Museums and heritage organizations can use SharePoint for curatorial collaboration, research notes, and internal review while storing high-resolution collection images and videos in WoodWing. Curators and archivists can work in SharePoint to request, annotate, and approve media, then publish selected assets into WoodWing for preservation, cataloging, and controlled access. This creates a practical workflow for managing both the administrative and archival sides of collection media.
Marketing teams can use SharePoint as the collaboration hub for campaign planning, creative review, and stakeholder approvals, while WoodWing stores the final approved campaign assets. Drafts, feedback, and approval records remain in SharePoint, and once approved, the final images and videos are transferred to WoodWing for reuse across channels and regions. This helps teams maintain a clear audit trail and reduces confusion over which version is final.
Publishing organizations can manage manuscript drafts, editorial comments, and production coordination in SharePoint, then move approved book content, InDesign layouts, photography, and epub files into WoodWing for asset control and publication workflows. This integration supports a clean separation between collaborative editing and production-grade asset management, which is especially valuable for multi-title publishing operations with strict deadlines.
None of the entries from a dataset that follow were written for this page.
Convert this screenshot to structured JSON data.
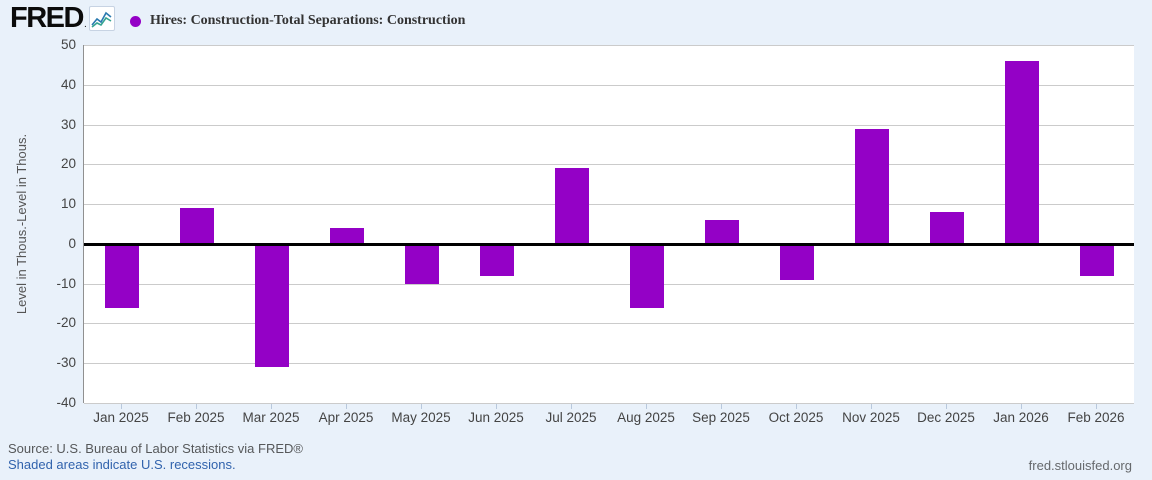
{
  "header": {
    "logo_text": "FRED",
    "logo_reg": ".",
    "series_title": "Hires: Construction-Total Separations: Construction"
  },
  "chart_data": {
    "type": "bar",
    "categories": [
      "Jan 2025",
      "Feb 2025",
      "Mar 2025",
      "Apr 2025",
      "May 2025",
      "Jun 2025",
      "Jul 2025",
      "Aug 2025",
      "Sep 2025",
      "Oct 2025",
      "Nov 2025",
      "Dec 2025",
      "Jan 2026",
      "Feb 2026"
    ],
    "values": [
      -16,
      9,
      -31,
      4,
      -10,
      -8,
      19,
      -16,
      6,
      -9,
      29,
      8,
      46,
      -8
    ],
    "series_name": "Hires: Construction-Total Separations: Construction",
    "title": "",
    "xlabel": "",
    "ylabel": "Level in Thous.-Level in Thous.",
    "ylim": [
      -40,
      50
    ],
    "ytick_step": 10,
    "grid": true,
    "zero_line": true,
    "legend_position": "top-left",
    "bar_color": "#9401c6"
  },
  "colors": {
    "accent_purple": "#9401c6",
    "background": "#e9f1fa",
    "plot_background": "#ffffff",
    "gridline": "#cbcbcb",
    "zero_line": "#000000",
    "link_blue": "#3163ad",
    "logo_line_blue": "#2a7ab0",
    "logo_line_teal": "#36a491"
  },
  "footer": {
    "source_text": "Source: U.S. Bureau of Labor Statistics via FRED®",
    "recession_note": "Shaded areas indicate U.S. recessions.",
    "site_link": "fred.stlouisfed.org"
  }
}
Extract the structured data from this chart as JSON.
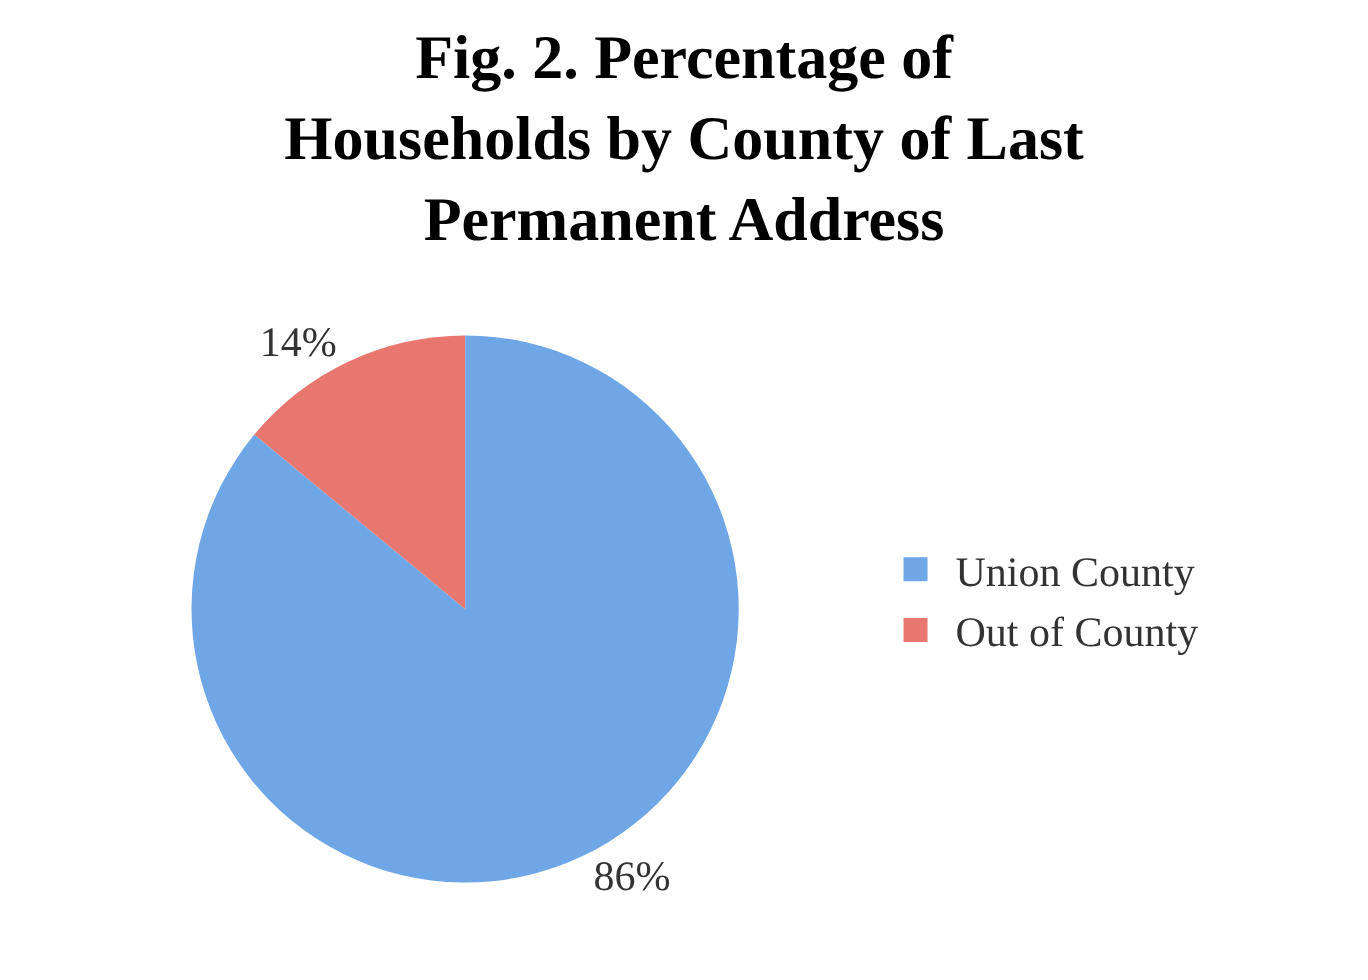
{
  "chart_data": {
    "type": "pie",
    "title": "Fig. 2. Percentage of Households by County of Last Permanent Address",
    "categories": [
      "Union County",
      "Out of County"
    ],
    "values": [
      86,
      14
    ],
    "colors": [
      "#6ea6e6",
      "#e8776f"
    ],
    "value_labels": [
      "86%",
      "14%"
    ],
    "legend": "right"
  }
}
After company events, SharePoint can be used to collect raw media, speaker notes, and internal feedback from event teams. Selected photos and videos can then be transferred to WoodWing for tagging, rights management, and reuse in marketing or corporate communications. Approved event assets can also be republished back to SharePoint for internal news pages, leadership updates, or employee portals.
When working with agencies, photographers, freelancers, or external publishers, SharePoint can be used as the secure collaboration space for file exchange, comments, and task coordination. Once assets are approved, they are moved into WoodWing for centralized governance, metadata management, and controlled distribution. This approach gives external partners a familiar collaboration environment while keeping the enterprise asset repository tightly managed.